You actually can see it during electron microscopy, that it's a secondary barrier that reduces the rate of absorption of nutrients from the gut, into the bloodstream. And what that does is that it actually keeps the liver safe, because it reduces the rate at which the liver has to metabolize, the stuff. And if you overload the liver, what it does is it has no choice but to turn extra energy into liver fat. And that's what drives this whole process. Is the process of liver fat accumulation, and the thing that does that the worst is sugar, especially when it's not teamed up with fiber.""
Everyone at our office including me are total coffee junkies. We each pitched in a few hundred to get the best possible coffee machines. Before that we'd each be blowing like $40 a day on coffees, always trying new places at lunch, after work, before work, coffee runs to places across the street. It's really a cultural thing at our office.
We'd be sitting and coding for a few hours, and we're all just internally waiting for somebody to utter the magic words "...coffee run?".

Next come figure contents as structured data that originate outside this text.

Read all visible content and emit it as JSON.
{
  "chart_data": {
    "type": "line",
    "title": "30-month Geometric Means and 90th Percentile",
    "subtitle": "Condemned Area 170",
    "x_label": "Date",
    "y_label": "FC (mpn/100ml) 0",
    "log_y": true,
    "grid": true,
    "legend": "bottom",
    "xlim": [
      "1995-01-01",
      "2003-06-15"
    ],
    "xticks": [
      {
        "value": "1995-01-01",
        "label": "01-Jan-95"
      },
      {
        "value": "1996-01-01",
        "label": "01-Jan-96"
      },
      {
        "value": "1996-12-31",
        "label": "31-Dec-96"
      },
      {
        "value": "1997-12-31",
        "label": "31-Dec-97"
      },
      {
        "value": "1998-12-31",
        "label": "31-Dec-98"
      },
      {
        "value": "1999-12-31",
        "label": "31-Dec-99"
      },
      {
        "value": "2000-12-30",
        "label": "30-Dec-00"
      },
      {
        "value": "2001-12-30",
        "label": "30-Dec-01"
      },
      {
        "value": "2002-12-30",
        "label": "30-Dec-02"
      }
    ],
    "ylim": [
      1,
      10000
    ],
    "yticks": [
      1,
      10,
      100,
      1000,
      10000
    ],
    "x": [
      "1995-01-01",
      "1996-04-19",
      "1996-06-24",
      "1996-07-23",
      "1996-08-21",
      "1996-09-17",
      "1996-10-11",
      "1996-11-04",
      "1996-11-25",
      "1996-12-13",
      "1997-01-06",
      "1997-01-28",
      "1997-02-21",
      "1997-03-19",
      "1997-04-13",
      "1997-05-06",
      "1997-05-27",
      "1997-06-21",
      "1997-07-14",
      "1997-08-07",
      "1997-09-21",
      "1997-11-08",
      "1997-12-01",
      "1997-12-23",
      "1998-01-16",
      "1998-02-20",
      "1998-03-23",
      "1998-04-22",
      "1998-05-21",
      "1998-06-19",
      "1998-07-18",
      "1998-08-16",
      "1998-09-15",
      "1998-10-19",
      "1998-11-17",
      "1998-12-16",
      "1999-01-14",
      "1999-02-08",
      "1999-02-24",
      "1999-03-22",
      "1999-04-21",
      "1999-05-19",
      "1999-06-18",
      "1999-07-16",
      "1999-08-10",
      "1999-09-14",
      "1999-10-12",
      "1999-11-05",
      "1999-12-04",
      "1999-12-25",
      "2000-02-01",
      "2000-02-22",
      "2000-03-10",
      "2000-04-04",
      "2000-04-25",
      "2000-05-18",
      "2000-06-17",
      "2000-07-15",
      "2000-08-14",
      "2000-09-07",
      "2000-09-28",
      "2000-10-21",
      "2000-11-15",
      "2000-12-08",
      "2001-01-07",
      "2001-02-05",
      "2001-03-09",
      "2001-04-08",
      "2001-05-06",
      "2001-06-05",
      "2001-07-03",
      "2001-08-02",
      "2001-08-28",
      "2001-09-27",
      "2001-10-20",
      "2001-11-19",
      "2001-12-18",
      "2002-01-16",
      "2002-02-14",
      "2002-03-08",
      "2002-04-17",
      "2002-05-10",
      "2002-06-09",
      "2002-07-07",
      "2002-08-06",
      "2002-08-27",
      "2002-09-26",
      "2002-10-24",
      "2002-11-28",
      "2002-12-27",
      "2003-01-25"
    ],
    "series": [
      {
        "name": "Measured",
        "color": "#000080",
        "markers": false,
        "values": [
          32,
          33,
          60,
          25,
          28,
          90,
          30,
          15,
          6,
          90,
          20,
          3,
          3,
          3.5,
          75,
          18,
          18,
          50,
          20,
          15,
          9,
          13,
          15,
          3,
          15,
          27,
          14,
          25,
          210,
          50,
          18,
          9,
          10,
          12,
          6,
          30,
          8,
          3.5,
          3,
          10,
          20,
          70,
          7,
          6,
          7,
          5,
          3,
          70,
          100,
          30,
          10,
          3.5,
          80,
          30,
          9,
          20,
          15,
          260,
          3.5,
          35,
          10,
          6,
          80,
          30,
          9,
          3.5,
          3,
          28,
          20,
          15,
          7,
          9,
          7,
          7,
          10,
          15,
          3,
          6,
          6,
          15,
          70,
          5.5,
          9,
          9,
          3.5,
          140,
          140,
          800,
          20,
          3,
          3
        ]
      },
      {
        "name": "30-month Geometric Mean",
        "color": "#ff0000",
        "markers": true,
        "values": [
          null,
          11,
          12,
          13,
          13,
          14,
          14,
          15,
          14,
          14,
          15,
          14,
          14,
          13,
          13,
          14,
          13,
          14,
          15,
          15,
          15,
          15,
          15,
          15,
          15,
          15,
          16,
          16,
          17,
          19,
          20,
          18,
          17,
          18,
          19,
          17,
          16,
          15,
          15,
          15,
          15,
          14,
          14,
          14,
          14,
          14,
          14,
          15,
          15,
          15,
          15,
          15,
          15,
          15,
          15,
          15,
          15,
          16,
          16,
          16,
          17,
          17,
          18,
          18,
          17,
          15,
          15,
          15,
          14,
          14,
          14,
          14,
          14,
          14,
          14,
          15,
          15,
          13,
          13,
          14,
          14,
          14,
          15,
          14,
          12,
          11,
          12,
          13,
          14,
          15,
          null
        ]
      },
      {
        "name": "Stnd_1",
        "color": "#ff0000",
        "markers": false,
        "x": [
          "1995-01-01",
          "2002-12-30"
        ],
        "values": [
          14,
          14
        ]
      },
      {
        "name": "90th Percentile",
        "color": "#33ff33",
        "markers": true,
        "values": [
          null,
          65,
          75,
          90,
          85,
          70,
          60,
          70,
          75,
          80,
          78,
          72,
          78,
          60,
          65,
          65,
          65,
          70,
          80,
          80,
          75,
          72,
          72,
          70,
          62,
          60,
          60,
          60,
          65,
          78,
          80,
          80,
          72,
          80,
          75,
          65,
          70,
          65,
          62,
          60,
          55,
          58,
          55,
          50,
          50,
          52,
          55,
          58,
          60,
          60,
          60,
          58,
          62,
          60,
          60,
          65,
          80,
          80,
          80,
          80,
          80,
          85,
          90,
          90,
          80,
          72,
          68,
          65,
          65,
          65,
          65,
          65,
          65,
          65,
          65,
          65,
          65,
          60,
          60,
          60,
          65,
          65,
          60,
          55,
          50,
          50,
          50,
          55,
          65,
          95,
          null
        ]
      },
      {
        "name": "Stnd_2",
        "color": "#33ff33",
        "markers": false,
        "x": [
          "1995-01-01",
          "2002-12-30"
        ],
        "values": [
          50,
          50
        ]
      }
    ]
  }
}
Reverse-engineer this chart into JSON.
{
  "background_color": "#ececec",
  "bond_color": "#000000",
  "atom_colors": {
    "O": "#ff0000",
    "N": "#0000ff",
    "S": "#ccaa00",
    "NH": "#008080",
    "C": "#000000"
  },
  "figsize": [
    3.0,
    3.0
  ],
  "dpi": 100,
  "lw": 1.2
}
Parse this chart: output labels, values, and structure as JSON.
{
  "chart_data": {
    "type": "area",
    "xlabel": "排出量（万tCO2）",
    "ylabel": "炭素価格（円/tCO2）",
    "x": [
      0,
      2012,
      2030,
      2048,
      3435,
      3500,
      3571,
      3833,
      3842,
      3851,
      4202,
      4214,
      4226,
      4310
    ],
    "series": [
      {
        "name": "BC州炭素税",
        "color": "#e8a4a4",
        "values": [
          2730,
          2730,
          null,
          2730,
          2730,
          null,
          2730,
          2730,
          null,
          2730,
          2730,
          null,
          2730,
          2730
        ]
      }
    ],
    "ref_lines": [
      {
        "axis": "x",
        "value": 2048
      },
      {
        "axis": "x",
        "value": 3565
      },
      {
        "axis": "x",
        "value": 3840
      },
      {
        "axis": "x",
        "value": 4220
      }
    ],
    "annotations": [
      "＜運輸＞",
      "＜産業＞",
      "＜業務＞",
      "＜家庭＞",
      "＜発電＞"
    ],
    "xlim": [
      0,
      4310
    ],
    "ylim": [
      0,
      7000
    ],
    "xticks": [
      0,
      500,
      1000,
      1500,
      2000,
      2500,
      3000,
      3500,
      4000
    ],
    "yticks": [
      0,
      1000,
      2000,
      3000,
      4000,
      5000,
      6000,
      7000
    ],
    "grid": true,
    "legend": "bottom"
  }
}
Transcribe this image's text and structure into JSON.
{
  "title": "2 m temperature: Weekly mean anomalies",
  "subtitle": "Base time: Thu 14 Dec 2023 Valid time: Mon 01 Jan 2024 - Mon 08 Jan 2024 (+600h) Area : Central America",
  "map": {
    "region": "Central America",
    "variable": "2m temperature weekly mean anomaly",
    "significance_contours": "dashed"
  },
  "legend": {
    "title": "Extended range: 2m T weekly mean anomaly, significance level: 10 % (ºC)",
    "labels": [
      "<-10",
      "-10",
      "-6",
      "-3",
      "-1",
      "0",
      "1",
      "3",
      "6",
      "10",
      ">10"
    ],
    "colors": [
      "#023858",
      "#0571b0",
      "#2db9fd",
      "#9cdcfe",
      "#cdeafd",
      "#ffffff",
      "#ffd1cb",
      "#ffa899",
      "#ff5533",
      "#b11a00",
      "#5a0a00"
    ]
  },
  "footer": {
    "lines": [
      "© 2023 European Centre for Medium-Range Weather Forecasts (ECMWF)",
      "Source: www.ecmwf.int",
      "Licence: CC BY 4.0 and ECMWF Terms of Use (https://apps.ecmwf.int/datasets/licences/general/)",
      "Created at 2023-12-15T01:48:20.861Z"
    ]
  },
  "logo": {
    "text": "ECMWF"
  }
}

At a moments notice we're all out the door, headphones are smashed, phones are flung, chairs are tipped over, papers are in the air!
IMHO the key to understanding vitamin supplementation is first, to know which are fat-soluble (and will be stored by your body) and which are water-soluble (and will be flushed by your body when you urinate).
So, it is almost impossible to over-dose on Vitamin C, since, your body will easily eliminate anything it doesn't need - C is water-soluble.
This article covers the differences well enough: http://www.medicinenet.com/script/main/art.asp?articlekey=10...
I think what drives vitamin taking is a combination of
i) people not fully trusting doctors
ii) knowing that today's food is factory-produced and may be deficient in micro-nutrients like vitamins and minerals
iii) being willing to spend a few dollars per day as an insurance policy; after all, how many drop $5 a day at Starbucks?